Growing up in Riverside, the counter culture frequented Back 2 the Grind, a coffee shop. It had comfy couches, art, and a dizzying array of books. Back 2 the Grind served as the perfect life alternative to my Catholic school conformity.
It’s where gay kids would hang out. They sipped lattes, listen to bands play, and form wanderlust of a world beyond rugged hills and orange groves. Conveniently, it was located next to a gay bar.
On any given night, disco lights would shine from the bar’s window onto the sidewalk. The Thompson Twins’ campy classic, “Lies” would seduce the gay eardrums. For a teenager (like yours truly), it was mesmerizing. A room full of sweaty, dancing gay guys, it was almost surreal, especially steaming from a conservative upbringing.
Curiosity blinded my senses. I declared, one day, I’d like to visit a gay bar. There were the obvious allures of sex and friendship, but also experiencing a life altering liberation.
After experiencing my first gay bar, it was exciting. Then, I quickly grew out of loud, sweaty bars. I found more liberation in myself rather than an institution.
Living in New York, I preferred cozy dives, where the bartenders knew my favorite drinks and life biography. I also couldn’t stay up super late, anymore. Taking the subway at 3 A.M. seemed as appealing as being chased by ferocious bulls in Pamplona.
Mirroring my Riverside upbringing, I preferred the warmth of a New York coffee house. I adored reading my books and writing on any given Saturday night. One night, I took a time machine ride back to my youth, thanks to a night out in Hell’s Kitchen (New York’s big gayborhood).

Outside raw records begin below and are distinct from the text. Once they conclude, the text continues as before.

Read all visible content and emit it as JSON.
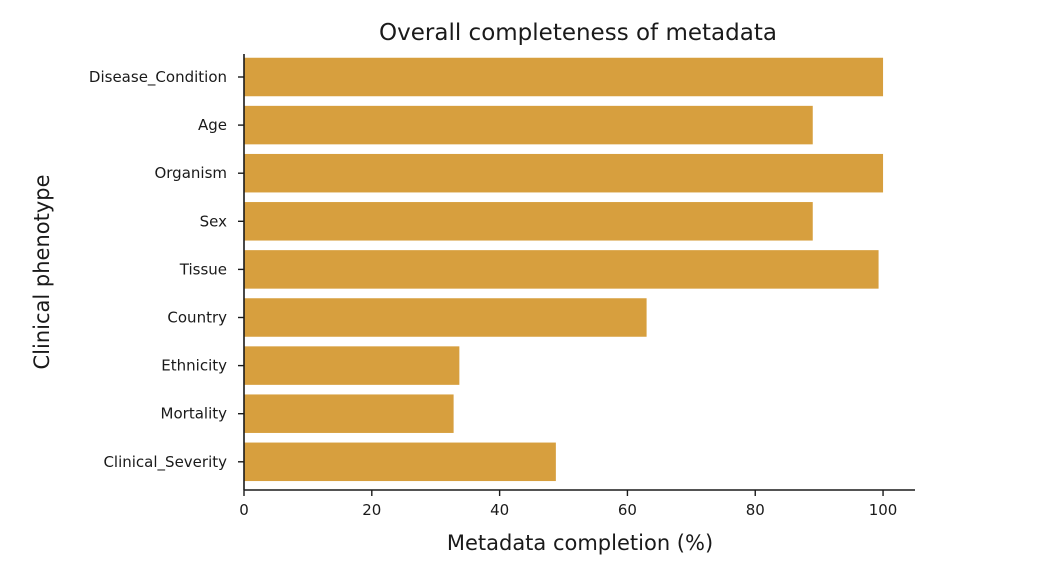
{
  "chart_data": {
    "type": "bar",
    "orientation": "horizontal",
    "title": "Overall completeness of metadata",
    "xlabel": "Metadata completion (%)",
    "ylabel": "Clinical phenotype",
    "categories": [
      "Disease_Condition",
      "Age",
      "Organism",
      "Sex",
      "Tissue",
      "Country",
      "Ethnicity",
      "Mortality",
      "Clinical_Severity"
    ],
    "values": [
      100,
      89,
      100,
      89,
      99.3,
      63,
      33.7,
      32.8,
      48.8
    ],
    "xlim": [
      0,
      105
    ],
    "xticks": [
      0,
      20,
      40,
      60,
      80,
      100
    ],
    "xtick_labels": [
      "0",
      "20",
      "40",
      "60",
      "80",
      "100"
    ],
    "bar_color": "#d79f3e",
    "grid": false
  }
}
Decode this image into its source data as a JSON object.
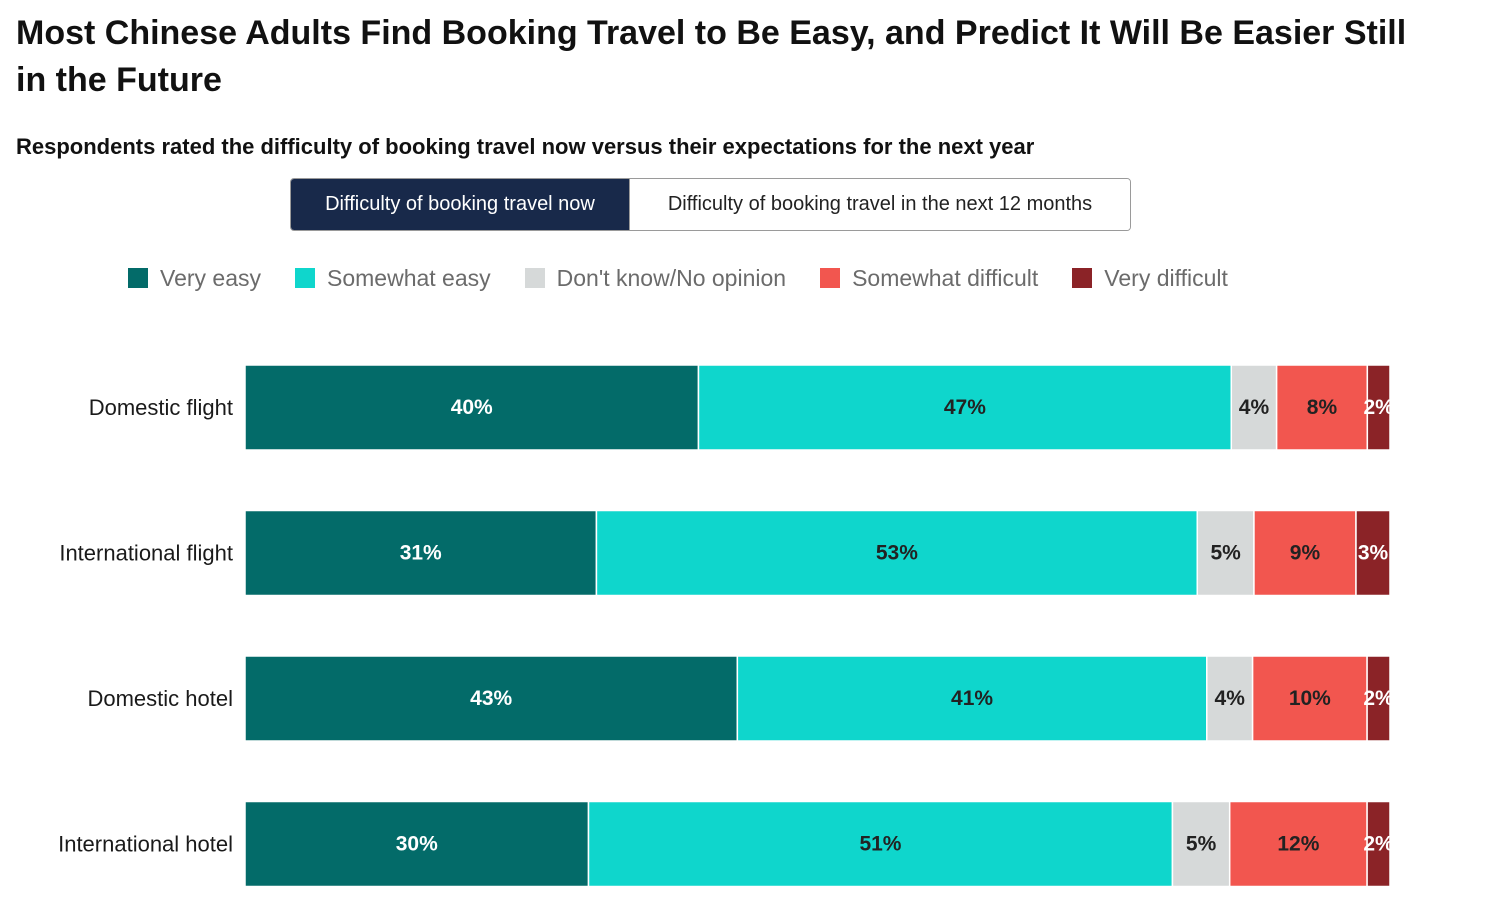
{
  "title": "Most Chinese Adults Find Booking Travel to Be Easy, and Predict It Will Be Easier Still in the Future",
  "subtitle": "Respondents rated the difficulty of booking travel now versus their expectations for the next year",
  "toggle": {
    "options": [
      {
        "label": "Difficulty of booking travel now",
        "active": true
      },
      {
        "label": "Difficulty of booking travel in the next 12 months",
        "active": false
      }
    ]
  },
  "chart_data": {
    "type": "bar",
    "orientation": "horizontal",
    "stacked": true,
    "percent": true,
    "categories": [
      "Domestic flight",
      "International flight",
      "Domestic hotel",
      "International hotel"
    ],
    "series": [
      {
        "name": "Very easy",
        "color": "#036b69",
        "label_color": "#ffffff",
        "values": [
          40,
          31,
          43,
          30
        ]
      },
      {
        "name": "Somewhat easy",
        "color": "#0fd6cc",
        "label_color": "#222222",
        "values": [
          47,
          53,
          41,
          51
        ]
      },
      {
        "name": "Don't know/No opinion",
        "color": "#d6d9d9",
        "label_color": "#222222",
        "values": [
          4,
          5,
          4,
          5
        ]
      },
      {
        "name": "Somewhat difficult",
        "color": "#f2564f",
        "label_color": "#222222",
        "values": [
          8,
          9,
          10,
          12
        ]
      },
      {
        "name": "Very difficult",
        "color": "#8b2327",
        "label_color": "#ffffff",
        "values": [
          2,
          3,
          2,
          2
        ]
      }
    ],
    "value_suffix": "%",
    "legend_position": "top",
    "grid": false
  }
}
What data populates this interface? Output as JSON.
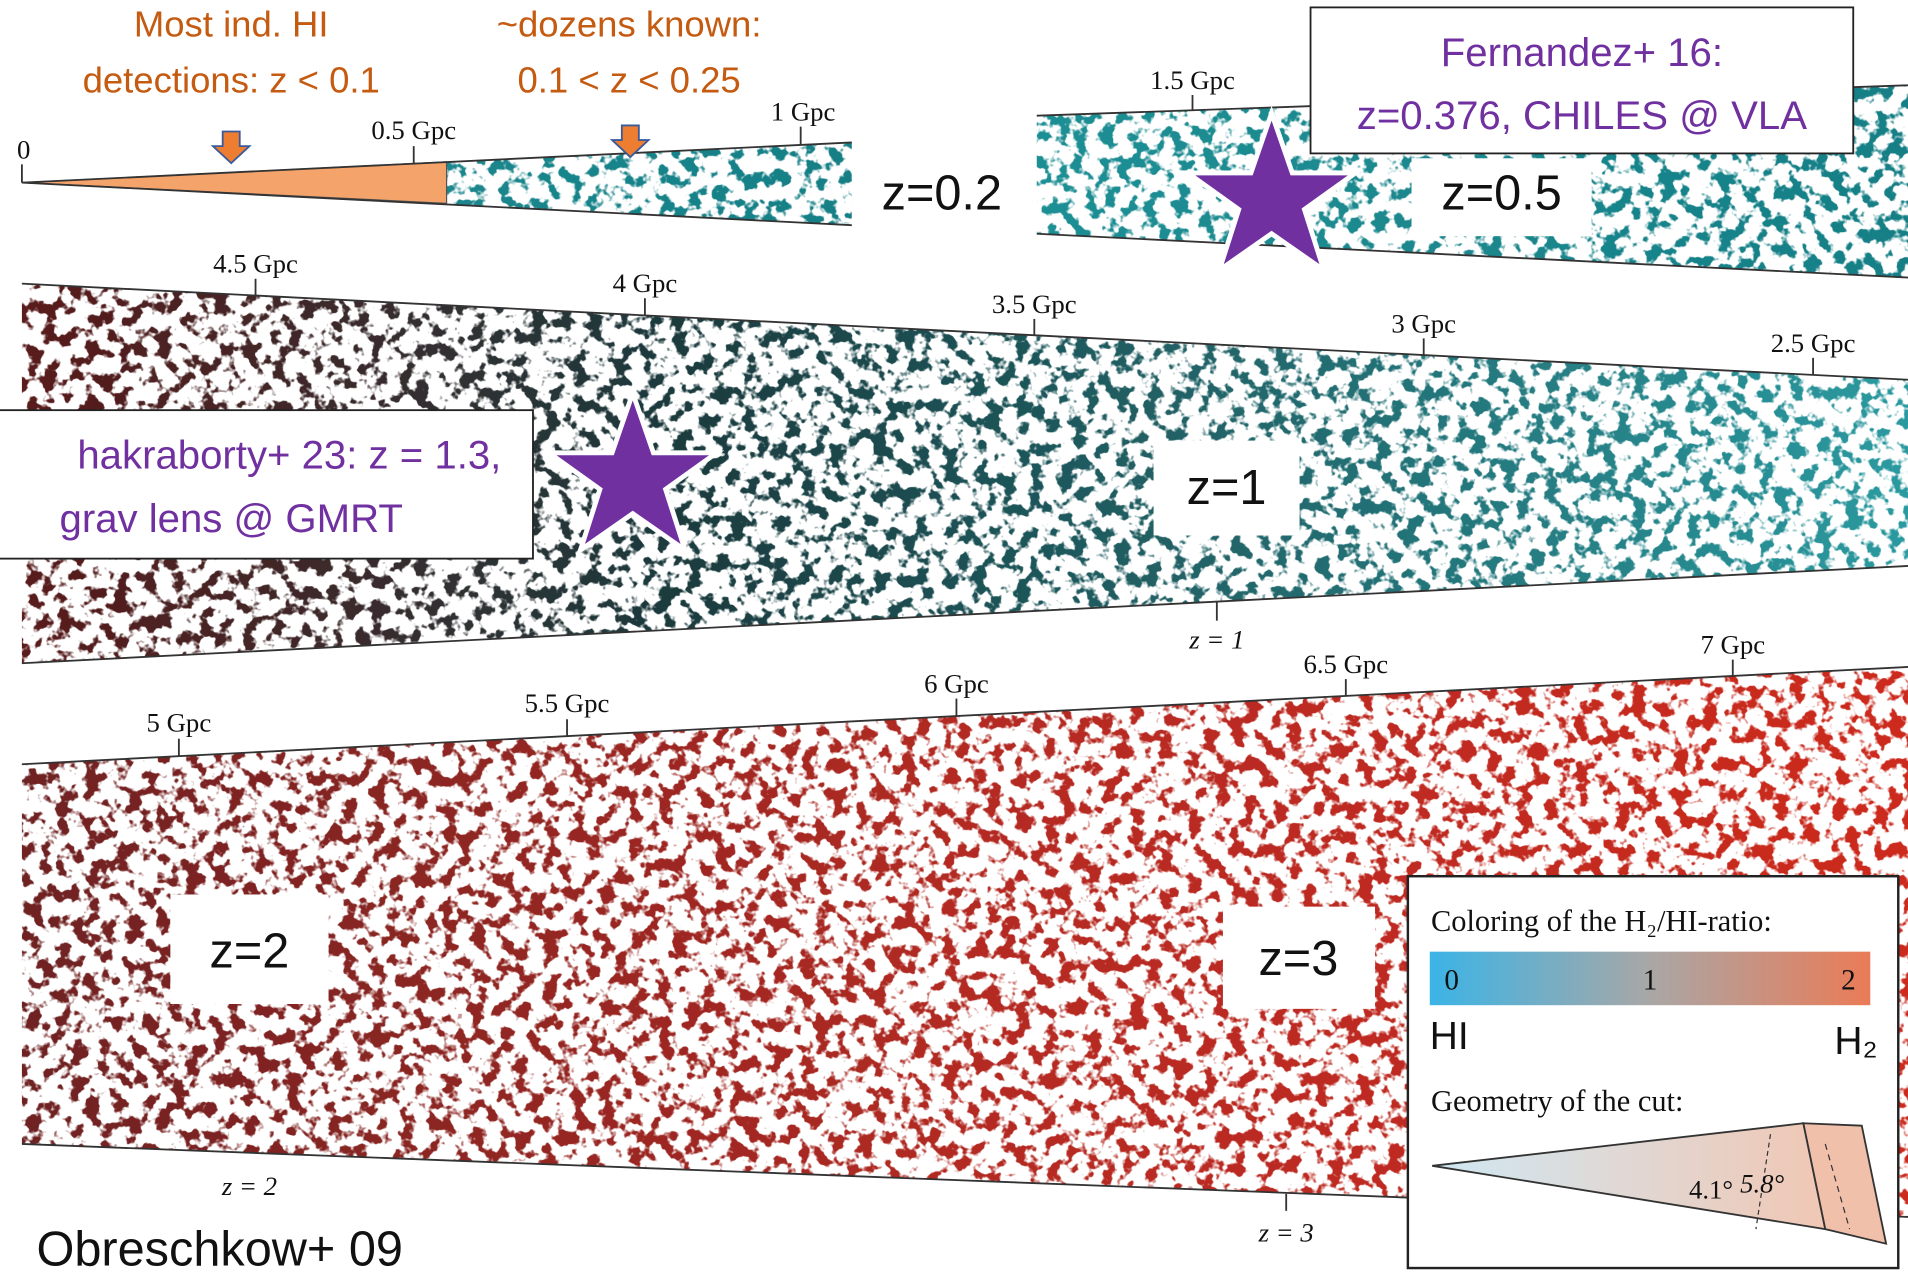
{
  "callouts": [
    [
      "Most ind. HI",
      "detections: z < 0.1"
    ],
    [
      "~dozens known:",
      "0.1 < z < 0.25"
    ],
    [
      "Fernandez+ 16:",
      "z=0.376, CHILES @ VLA"
    ],
    [
      "hakraborty+ 23: z = 1.3,",
      "grav lens @ GMRT"
    ]
  ],
  "distance_ticks": [
    "0",
    "0.5 Gpc",
    "1 Gpc",
    "1.5 Gpc",
    "4.5 Gpc",
    "4 Gpc",
    "3.5 Gpc",
    "3 Gpc",
    "2.5 Gpc",
    "5 Gpc",
    "5.5 Gpc",
    "6 Gpc",
    "6.5 Gpc",
    "7 Gpc"
  ],
  "redshift_ticks": [
    "z = 1",
    "z = 2",
    "z = 3"
  ],
  "redshift_boxes": [
    "z=0.2",
    "z=0.5",
    "z=1",
    "z=2",
    "z=3"
  ],
  "legend": {
    "title": "Coloring of the H₂/HI-ratio:",
    "scale": [
      "0",
      "1",
      "2"
    ],
    "left": "HI",
    "right": "H₂",
    "geometry_title": "Geometry of the cut:",
    "angles": [
      "4.1°",
      "5.8°"
    ]
  },
  "credit": "Obreschkow+ 09"
}
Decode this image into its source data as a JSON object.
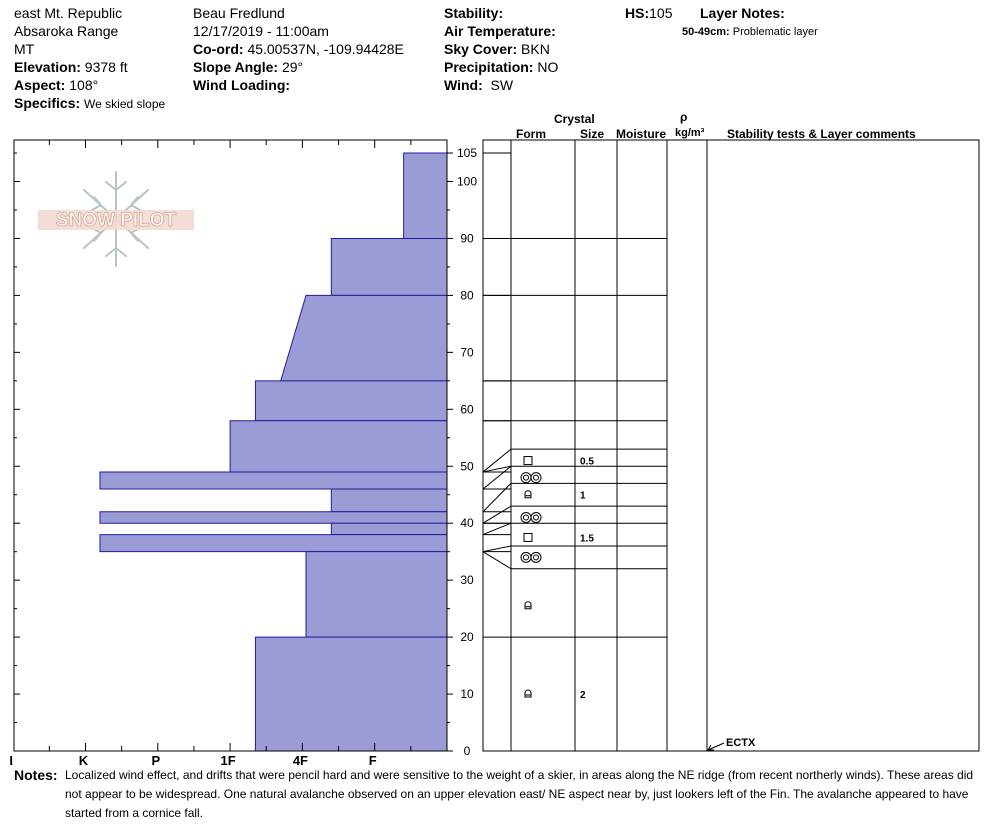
{
  "header": {
    "location": "east Mt. Republic",
    "range": "Absaroka Range",
    "state": "MT",
    "elevation_label": "Elevation:",
    "elevation": "9378 ft",
    "aspect_label": "Aspect:",
    "aspect": "108°",
    "specifics_label": "Specifics:",
    "specifics": "We skied slope",
    "observer": "Beau  Fredlund",
    "datetime": "12/17/2019 - 11:00am",
    "coord_label": "Co-ord:",
    "coord": "45.00537N, -109.94428E",
    "slope_label": "Slope Angle:",
    "slope": "29°",
    "wind_loading_label": "Wind Loading:",
    "wind_loading": "",
    "stability_label": "Stability:",
    "stability": "",
    "air_temp_label": "Air Temperature:",
    "air_temp": "",
    "sky_label": "Sky Cover:",
    "sky": "BKN",
    "precip_label": "Precipitation:",
    "precip": "NO",
    "wind_label": "Wind:",
    "wind": "SW",
    "hs_label": "HS:",
    "hs": "105",
    "layer_notes_label": "Layer Notes:",
    "layer_notes": [
      {
        "range": "50-49cm:",
        "text": "Problematic layer"
      }
    ]
  },
  "logo": {
    "text": "SNOW PILOT"
  },
  "columns": {
    "crystal": "Crystal",
    "form": "Form",
    "size": "Size",
    "moisture": "Moisture",
    "rho": "ρ",
    "density_unit": "kg/m³",
    "stability": "Stability tests & Layer comments"
  },
  "chart_data": {
    "type": "snow-profile",
    "hardness_axis": [
      "I",
      "K",
      "P",
      "1F",
      "4F",
      "F"
    ],
    "height_ticks": [
      0,
      10,
      20,
      30,
      40,
      50,
      60,
      70,
      80,
      90,
      100,
      105
    ],
    "height_range": [
      0,
      105
    ],
    "hardness_layers": [
      {
        "bottom": 90,
        "top": 105,
        "hardness": 0.6,
        "hardness_top": 0.6
      },
      {
        "bottom": 80,
        "top": 90,
        "hardness": 1.6,
        "hardness_top": 1.6
      },
      {
        "bottom": 65,
        "top": 80,
        "hardness": 2.3,
        "hardness_top": 1.95
      },
      {
        "bottom": 58,
        "top": 65,
        "hardness": 2.65,
        "hardness_top": 2.65
      },
      {
        "bottom": 49,
        "top": 58,
        "hardness": 3.0,
        "hardness_top": 3.0
      },
      {
        "bottom": 46,
        "top": 49,
        "hardness": 4.8,
        "hardness_top": 4.8
      },
      {
        "bottom": 42,
        "top": 46,
        "hardness": 1.6,
        "hardness_top": 1.6
      },
      {
        "bottom": 40,
        "top": 42,
        "hardness": 4.8,
        "hardness_top": 4.8
      },
      {
        "bottom": 38,
        "top": 40,
        "hardness": 1.6,
        "hardness_top": 1.6
      },
      {
        "bottom": 35,
        "top": 38,
        "hardness": 4.8,
        "hardness_top": 4.8
      },
      {
        "bottom": 20,
        "top": 35,
        "hardness": 1.95,
        "hardness_top": 1.95
      },
      {
        "bottom": 0,
        "top": 20,
        "hardness": 2.65,
        "hardness_top": 2.65
      }
    ],
    "layer_boundaries": [
      105,
      90,
      80,
      65,
      58,
      49,
      46,
      42,
      40,
      38,
      35,
      20,
      0
    ],
    "grain_rows": [
      {
        "top": 90,
        "bottom": 105,
        "y": 105
      },
      {
        "top": 80,
        "bottom": 90,
        "y": 90
      },
      {
        "top": 65,
        "bottom": 80,
        "y": 80
      },
      {
        "top": 58,
        "bottom": 65,
        "y": 65
      },
      {
        "top": 53,
        "bottom": 58,
        "y": 58
      },
      {
        "top": 50,
        "bottom": 53,
        "y": 51,
        "form": "square",
        "size": "0.5"
      },
      {
        "top": 47,
        "bottom": 50,
        "y": 48,
        "form": "cup",
        "size": ""
      },
      {
        "top": 43,
        "bottom": 47,
        "y": 45,
        "form": "round",
        "size": "1"
      },
      {
        "top": 40,
        "bottom": 43,
        "y": 41,
        "form": "cup",
        "size": ""
      },
      {
        "top": 36,
        "bottom": 40,
        "y": 37.5,
        "form": "square",
        "size": "1.5"
      },
      {
        "top": 32,
        "bottom": 36,
        "y": 34,
        "form": "cup",
        "size": ""
      },
      {
        "top": 20,
        "bottom": 32,
        "y": 25.5,
        "form": "round",
        "size": ""
      },
      {
        "top": 0,
        "bottom": 20,
        "y": 10,
        "form": "round",
        "size": "2"
      }
    ],
    "stability_tests": [
      {
        "height": 0,
        "label": "ECTX"
      }
    ]
  },
  "notes": {
    "label": "Notes:",
    "text": "Localized wind effect, and drifts that were pencil hard and were sensitive to the weight of a skier, in areas along the NE ridge (from recent northerly winds).  These areas did not appear to be widespread.  One natural avalanche observed on an upper elevation east/ NE aspect near by, just lookers left of the Fin.  The avalanche appeared to have started from a cornice fall."
  }
}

Thanks to a few whiskies, I was lured into one of those loud bars with a sizable dance floor. While the room was spinning, loud pop music threatened my eardrums. Oy, I think I am too old for this. Indeed, I was. My bladder agreed with me. I spent most of the night, peeing, which gave me practice in social skills. There was always a bathroom line.
When I wasn’t in line, I tried dancing with friends. Since, I am a wallflower, dancing didn’t come as easy. Then, I spotted a guy. Our eyes locked. He was dressed in a preppy manner, with wavy blond hair and blue eyes. Instantly, he grabbed and kissed me.
I was shocked, but secretly enjoyed it. Does this make me a male cougar? He seems a few years younger, I noted to myself. Instead, I giggled and declared, “why yes, I still have it going on.” He brought out the tiger in me, but it was only a kiss.
Fearing a burst of misery on the late night subway, I took a cab home. Happily, I noted my night out as a life experience.
The next day, I sipped on coffee, listened to an indie band, and enjoyed tacos with my neighbor. I realized that I am still a mellow, Riverside boy. Although, getting kissed by that cute guy will remain a most wonderful memory.